Perhaps she was becoming unduly sensitive. The secretiveness of her sex came to her aid here, and she awkwardly changed the subject. Aunt Vashti, complacently believing that her words had fallen on fruitful soil, discreetly said no more.

It was a hot morning when Cissy walked alone to chapel early next Sunday. There was a dry irritation in the air which even the northwest trades, blowing through the seaward gorge, could not temper, and for the first time in her life she looked forward to the leafy seclusion of the buried chapel with a feeling of longing.

She had avoided her youthful escort, for she wished to practice alone for an hour before the service with the new harmonium that had taken the place of the old accordion and its unskillful performer. Perhaps, too, there was a timid desire to be at her best on the return of Brother Seabright, and to show him, with a new performance, that the "heavenly gift" had not been neglected.

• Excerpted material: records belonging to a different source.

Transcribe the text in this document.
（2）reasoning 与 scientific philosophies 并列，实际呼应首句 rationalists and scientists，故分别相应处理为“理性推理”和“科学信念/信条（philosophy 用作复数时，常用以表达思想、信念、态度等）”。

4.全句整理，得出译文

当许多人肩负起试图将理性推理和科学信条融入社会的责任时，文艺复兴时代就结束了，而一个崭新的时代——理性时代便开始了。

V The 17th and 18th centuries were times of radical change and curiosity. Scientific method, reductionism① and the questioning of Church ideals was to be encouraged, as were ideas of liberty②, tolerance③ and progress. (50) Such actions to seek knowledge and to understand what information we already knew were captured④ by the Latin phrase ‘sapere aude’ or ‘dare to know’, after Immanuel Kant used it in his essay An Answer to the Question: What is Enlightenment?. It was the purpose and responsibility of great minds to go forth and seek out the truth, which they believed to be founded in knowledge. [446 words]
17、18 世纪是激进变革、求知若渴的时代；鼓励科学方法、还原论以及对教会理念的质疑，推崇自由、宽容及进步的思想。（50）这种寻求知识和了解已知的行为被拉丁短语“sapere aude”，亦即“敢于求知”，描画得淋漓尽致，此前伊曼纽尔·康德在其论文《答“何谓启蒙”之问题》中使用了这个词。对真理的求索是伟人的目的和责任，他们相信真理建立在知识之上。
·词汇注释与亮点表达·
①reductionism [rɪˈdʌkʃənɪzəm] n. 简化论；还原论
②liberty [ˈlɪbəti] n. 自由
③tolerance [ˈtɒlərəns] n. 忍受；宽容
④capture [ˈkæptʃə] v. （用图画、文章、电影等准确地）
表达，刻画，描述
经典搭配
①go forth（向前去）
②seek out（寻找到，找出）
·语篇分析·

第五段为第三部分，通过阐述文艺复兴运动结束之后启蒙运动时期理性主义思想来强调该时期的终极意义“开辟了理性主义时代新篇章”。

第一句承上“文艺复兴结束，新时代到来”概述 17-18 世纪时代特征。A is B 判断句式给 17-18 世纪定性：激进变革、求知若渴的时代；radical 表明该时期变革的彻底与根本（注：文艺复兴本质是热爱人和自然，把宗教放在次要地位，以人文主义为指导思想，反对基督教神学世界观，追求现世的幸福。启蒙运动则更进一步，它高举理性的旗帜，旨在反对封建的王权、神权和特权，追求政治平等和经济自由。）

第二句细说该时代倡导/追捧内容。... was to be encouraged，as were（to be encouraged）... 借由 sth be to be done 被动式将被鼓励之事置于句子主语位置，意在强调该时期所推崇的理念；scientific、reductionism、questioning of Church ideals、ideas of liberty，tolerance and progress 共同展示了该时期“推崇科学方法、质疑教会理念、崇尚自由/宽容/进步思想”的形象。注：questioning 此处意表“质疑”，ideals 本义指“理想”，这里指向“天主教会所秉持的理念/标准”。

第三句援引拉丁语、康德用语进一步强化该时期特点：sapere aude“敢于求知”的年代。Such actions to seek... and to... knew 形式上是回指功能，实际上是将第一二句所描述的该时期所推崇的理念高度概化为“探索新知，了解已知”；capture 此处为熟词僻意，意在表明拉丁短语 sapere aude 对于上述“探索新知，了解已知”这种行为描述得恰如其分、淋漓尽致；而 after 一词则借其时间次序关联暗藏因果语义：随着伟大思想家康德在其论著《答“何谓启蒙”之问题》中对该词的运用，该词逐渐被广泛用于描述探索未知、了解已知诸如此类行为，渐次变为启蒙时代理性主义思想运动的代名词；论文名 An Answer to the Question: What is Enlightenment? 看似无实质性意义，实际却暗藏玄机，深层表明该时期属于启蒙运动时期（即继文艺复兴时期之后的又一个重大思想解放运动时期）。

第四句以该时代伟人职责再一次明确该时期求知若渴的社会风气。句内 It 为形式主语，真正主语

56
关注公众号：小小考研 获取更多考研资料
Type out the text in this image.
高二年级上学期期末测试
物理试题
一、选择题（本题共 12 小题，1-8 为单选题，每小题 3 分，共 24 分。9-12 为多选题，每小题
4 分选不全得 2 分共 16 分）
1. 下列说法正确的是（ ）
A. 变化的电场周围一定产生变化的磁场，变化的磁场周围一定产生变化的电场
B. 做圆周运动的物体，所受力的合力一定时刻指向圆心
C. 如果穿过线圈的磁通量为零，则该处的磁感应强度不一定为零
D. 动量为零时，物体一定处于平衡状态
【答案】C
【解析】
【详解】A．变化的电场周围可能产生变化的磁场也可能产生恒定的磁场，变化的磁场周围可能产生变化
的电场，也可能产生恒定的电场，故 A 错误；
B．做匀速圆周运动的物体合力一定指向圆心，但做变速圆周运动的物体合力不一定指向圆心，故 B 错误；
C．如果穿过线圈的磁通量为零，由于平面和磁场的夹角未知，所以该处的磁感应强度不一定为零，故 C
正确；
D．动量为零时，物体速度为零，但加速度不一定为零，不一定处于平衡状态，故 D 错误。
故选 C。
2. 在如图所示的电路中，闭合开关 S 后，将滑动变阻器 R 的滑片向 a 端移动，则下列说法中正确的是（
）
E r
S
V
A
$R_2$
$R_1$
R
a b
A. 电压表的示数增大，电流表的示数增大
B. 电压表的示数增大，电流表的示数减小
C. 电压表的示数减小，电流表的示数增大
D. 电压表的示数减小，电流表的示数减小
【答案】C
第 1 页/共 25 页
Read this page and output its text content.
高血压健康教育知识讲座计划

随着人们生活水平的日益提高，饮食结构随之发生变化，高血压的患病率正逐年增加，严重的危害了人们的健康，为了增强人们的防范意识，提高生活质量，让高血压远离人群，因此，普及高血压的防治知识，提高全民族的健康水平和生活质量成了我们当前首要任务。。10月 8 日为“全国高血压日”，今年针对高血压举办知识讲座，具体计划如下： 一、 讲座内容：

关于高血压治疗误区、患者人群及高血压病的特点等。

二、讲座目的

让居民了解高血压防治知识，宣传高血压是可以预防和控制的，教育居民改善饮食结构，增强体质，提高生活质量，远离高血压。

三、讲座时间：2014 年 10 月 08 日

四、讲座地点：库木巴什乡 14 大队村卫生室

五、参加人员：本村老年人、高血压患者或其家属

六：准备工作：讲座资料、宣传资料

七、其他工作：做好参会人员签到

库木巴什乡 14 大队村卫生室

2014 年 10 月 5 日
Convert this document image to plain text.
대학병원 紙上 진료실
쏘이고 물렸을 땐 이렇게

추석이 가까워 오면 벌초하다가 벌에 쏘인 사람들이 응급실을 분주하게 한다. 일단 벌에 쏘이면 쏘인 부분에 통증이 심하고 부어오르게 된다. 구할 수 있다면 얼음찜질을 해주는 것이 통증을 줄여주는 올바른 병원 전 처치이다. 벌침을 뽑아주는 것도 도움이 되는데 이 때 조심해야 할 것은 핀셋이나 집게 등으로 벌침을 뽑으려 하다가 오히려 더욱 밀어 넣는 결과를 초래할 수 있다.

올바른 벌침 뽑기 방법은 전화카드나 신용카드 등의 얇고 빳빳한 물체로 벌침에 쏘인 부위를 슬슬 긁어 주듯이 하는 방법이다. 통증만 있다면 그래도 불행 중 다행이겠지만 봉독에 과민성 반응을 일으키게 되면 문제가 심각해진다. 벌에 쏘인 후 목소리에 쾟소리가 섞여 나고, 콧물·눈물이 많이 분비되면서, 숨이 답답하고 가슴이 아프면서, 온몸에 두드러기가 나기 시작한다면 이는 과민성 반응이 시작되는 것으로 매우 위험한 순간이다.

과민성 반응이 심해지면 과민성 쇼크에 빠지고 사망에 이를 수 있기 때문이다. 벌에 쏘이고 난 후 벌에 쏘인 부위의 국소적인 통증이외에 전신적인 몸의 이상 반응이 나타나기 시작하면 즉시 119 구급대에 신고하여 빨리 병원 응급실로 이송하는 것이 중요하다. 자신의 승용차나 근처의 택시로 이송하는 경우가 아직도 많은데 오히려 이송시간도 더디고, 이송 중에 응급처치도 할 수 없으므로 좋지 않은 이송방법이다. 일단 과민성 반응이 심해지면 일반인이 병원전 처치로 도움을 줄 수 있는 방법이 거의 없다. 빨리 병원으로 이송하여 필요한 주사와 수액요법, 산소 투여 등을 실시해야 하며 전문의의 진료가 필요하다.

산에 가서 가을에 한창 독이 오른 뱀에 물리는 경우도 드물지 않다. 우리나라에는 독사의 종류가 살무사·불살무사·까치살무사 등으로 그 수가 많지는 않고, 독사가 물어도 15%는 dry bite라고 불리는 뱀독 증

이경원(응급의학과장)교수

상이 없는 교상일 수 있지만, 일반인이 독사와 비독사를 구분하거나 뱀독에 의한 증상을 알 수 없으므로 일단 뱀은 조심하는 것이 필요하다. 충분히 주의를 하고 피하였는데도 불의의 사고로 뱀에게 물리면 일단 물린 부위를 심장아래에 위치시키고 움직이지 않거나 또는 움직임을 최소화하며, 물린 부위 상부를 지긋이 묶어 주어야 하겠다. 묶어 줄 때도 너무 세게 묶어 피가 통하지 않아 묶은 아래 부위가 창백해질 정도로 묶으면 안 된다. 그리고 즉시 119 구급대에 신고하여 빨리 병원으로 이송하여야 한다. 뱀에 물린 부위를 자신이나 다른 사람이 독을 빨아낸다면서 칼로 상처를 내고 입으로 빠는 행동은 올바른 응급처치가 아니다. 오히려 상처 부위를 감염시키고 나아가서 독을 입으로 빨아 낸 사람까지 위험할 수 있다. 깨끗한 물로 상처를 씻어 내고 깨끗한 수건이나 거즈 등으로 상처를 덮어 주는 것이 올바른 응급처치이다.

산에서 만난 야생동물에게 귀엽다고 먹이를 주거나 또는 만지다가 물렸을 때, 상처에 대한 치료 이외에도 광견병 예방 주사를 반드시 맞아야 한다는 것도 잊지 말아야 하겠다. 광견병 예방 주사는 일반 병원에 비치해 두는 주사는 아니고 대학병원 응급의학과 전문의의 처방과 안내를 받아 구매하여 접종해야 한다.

She opened the chapel with the key she always carried, "swished"away an intrusive squirrel, left the door and window open for a moment, until the beating of frightened wings against the rafters had ceased, and, after carefully examining the floor for spiders, mice, and other creeping things, brushed away a few fallen leaves and twigs from the top of the harmonium. Then, with her long curls tossed over her shoulders and hanging limply down the back of her new maple-leaf yellow frock,--which was also a timid recognition of Brother Seabright's return,--and her brown eyes turned to the rafters, this rustic St. Cecilia of the Coast Range began to sing.